Im 15. Jahrhundert überließen die Khmer ihr religiöses und landwirtschaftliches Zentrum Angkor dem allmählichen Verfall. Mitschuld trugen Dürren und Überschwemmungen - aber auch Überforderung und Ökonomie.
Ausgangspunkt der königlichen Straße
Ein halbes Jahrtausend lang war das historische Khmer-Königreich die dominante Zentralmacht Indochinas: Es ernährte auf dem Höhepunkt seiner Macht vielleicht eine Million Menschen; die Ruinen von 1000 einzigartigen Heiligtümern und der größte Tempelkomplex der Welt zeugen bis heute von der einstigen Pracht von Kambuja, dem südostasiatischen Mittelalter-Großreich mit der Tempelkapitale Angkor auf dem Boden des heutigen Kambodscha.

Wie alle Imperien der Geschichte herrschte auch dieses nicht ewig. Sein Fall kam im 15. Jahrhundert: Überraschend plötzlich begannen die Khmer ihr blühendes religiöses und landwirtschaftliches Zentrum für immer zu verlassen, um ein neues Handelsimperium am Mekong zu errichten. Schon am Ende des Jahrhunderts dämmerten die Tempel und imposanten Bewässerungsanlagen Angkors dann nur noch als Schatten ihrer einstigen Pracht dahin; bald verschwanden viele ungenutzt unter dem Wurzelwerk von Würgefeige und Dschungel. Ursache für den Fall und Gründe für die Aufgabe der einst prächtigen Hauptstadt sind heute unklar. Schriftliche Chroniken und neue bauliche Zeugnisse waren in Angkor schon Jahrzehnte vor dem beginnenden Niedergang rar geworden.

Angkor Wat | Immer noch prächtig, aber heute ausgeplündert von Kulturräubern: das Weltkulturerbe Angkor Wat
Ein Geowissenschaftlerteam um Brendan Buckley von der Columbia University nahm nun einen Faden auf, der sich bereits bei der Aufklärung ähnlich gelagerter Fälle von Mittelamerika bis Mesopotamien als hilfreich erwiesen hatte.
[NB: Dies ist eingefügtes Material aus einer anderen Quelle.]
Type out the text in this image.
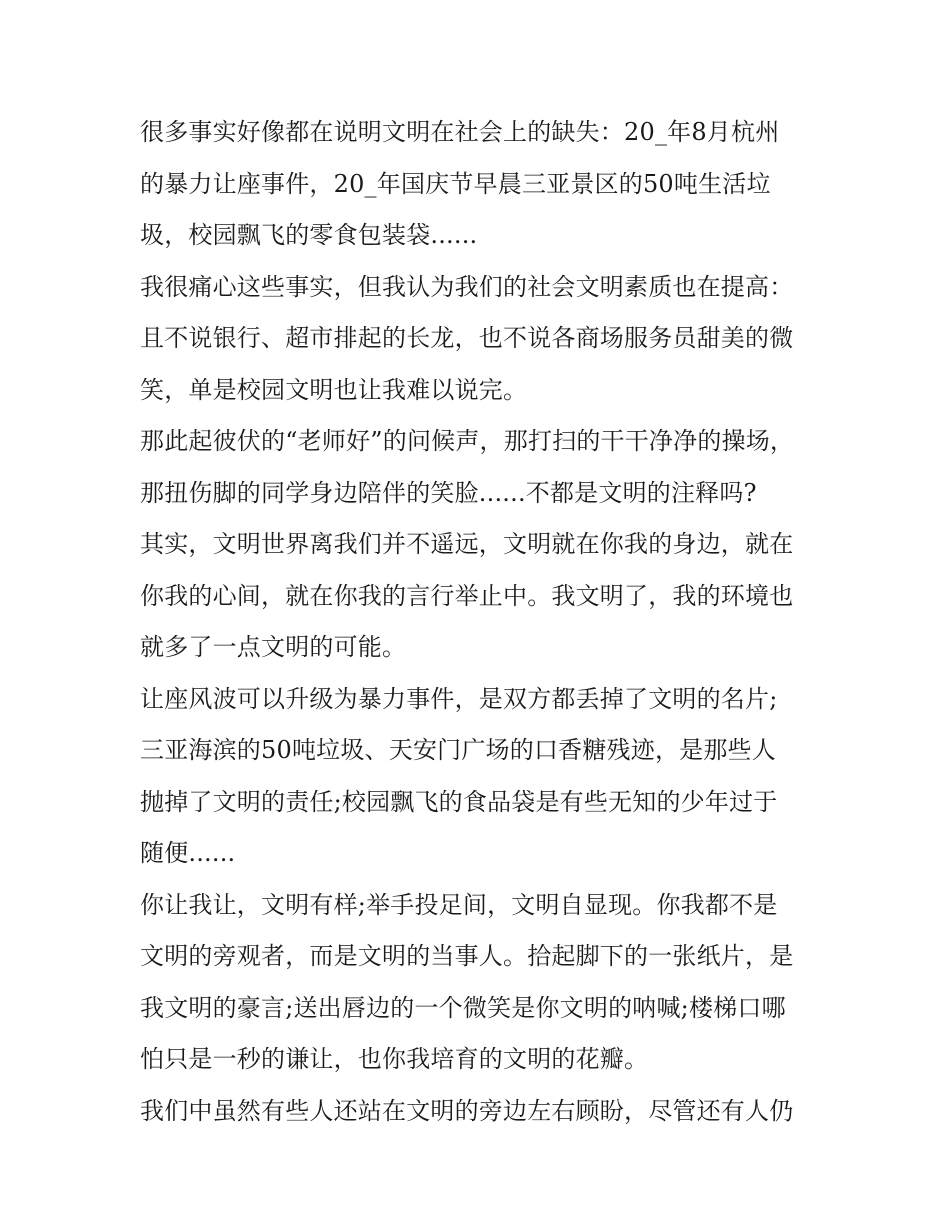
很多事实好像都在说明文明在社会上的缺失：20_年8月杭州
的暴力让座事件，20_年国庆节早晨三亚景区的50吨生活垃
圾，校园飘飞的零食包装袋......
我很痛心这些事实，但我认为我们的社会文明素质也在提高：
且不说银行、超市排起的长龙，也不说各商场服务员甜美的微
笑，单是校园文明也让我难以说完。
那此起彼伏的“老师好”的问候声，那打扫的干干净净的操场，
那扭伤脚的同学身边陪伴的笑脸......不都是文明的注释吗?
其实，文明世界离我们并不遥远，文明就在你我的身边，就在
你我的心间，就在你我的言行举止中。我文明了，我的环境也
就多了一点文明的可能。
让座风波可以升级为暴力事件，是双方都丢掉了文明的名片;
三亚海滨的50吨垃圾、天安门广场的口香糖残迹，是那些人
抛掉了文明的责任;校园飘飞的食品袋是有些无知的少年过于
随便......
你让我让，文明有样;举手投足间，文明自显现。你我都不是
文明的旁观者，而是文明的当事人。拾起脚下的一张纸片，是
我文明的豪言;送出唇边的一个微笑是你文明的呐喊;楼梯口哪
怕只是一秒的谦让，也你我培育的文明的花瓣。
我们中虽然有些人还站在文明的旁边左右顾盼，尽管还有人仍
Gaben, so die These, dem Agrarreich Angkor vielleicht lang anhaltende, am Ende nicht mehr kontrollierbare Klimaschwankungen in ohnehin krisenhaften Zeiten den Todesstoß? Die Wissenschaftler forschten nach der Antwort in einem einzigartigen Klimaarchiv, den fast 1000 Jahre in die Vergangenheit reichenden Baumjahresringen von Fujian-Zypressen aus dem Hochland Vietnams.

Dendrochronologisch, also aus der Dicke der Jahresringe, konnten die Forscher die Heftigkeit jeder Monsunsaison der letzten 759 Jahre ablesen: Ein dünner Wachstumsring deutet auf ein trockenes Jahr. Dabei stimmen die Ringe mit den modernen Messungen des letzten Jahrhunderts gut überein, die in Südostasien extrem trockenen Jahre 1878 und 1889 lassen sich zum Beispiel eindeutig im Baumchronometer ablesen. Wachstumsphasen und Monsum korrelieren zudem mit den durchschnittlichen Oberflächenwassertemperaturen im Pazifik, so die Forscher weiter, also einer Messgröße, die mit El-Niño- beziehungsweise La-Niña-Ereignissen und ihren typischen Folgen für den jährlichen Niederschlag in Südasien sowie weltweiten Wetterkapriolen einhergeht. Bisher war es Wissenschaftlern noch nicht gelungen, eine allgemein akzeptierte Chronik dieser global wirkenden Klimaanomalien bis in die weit zurückliegende Vergangenheit zu erstellen.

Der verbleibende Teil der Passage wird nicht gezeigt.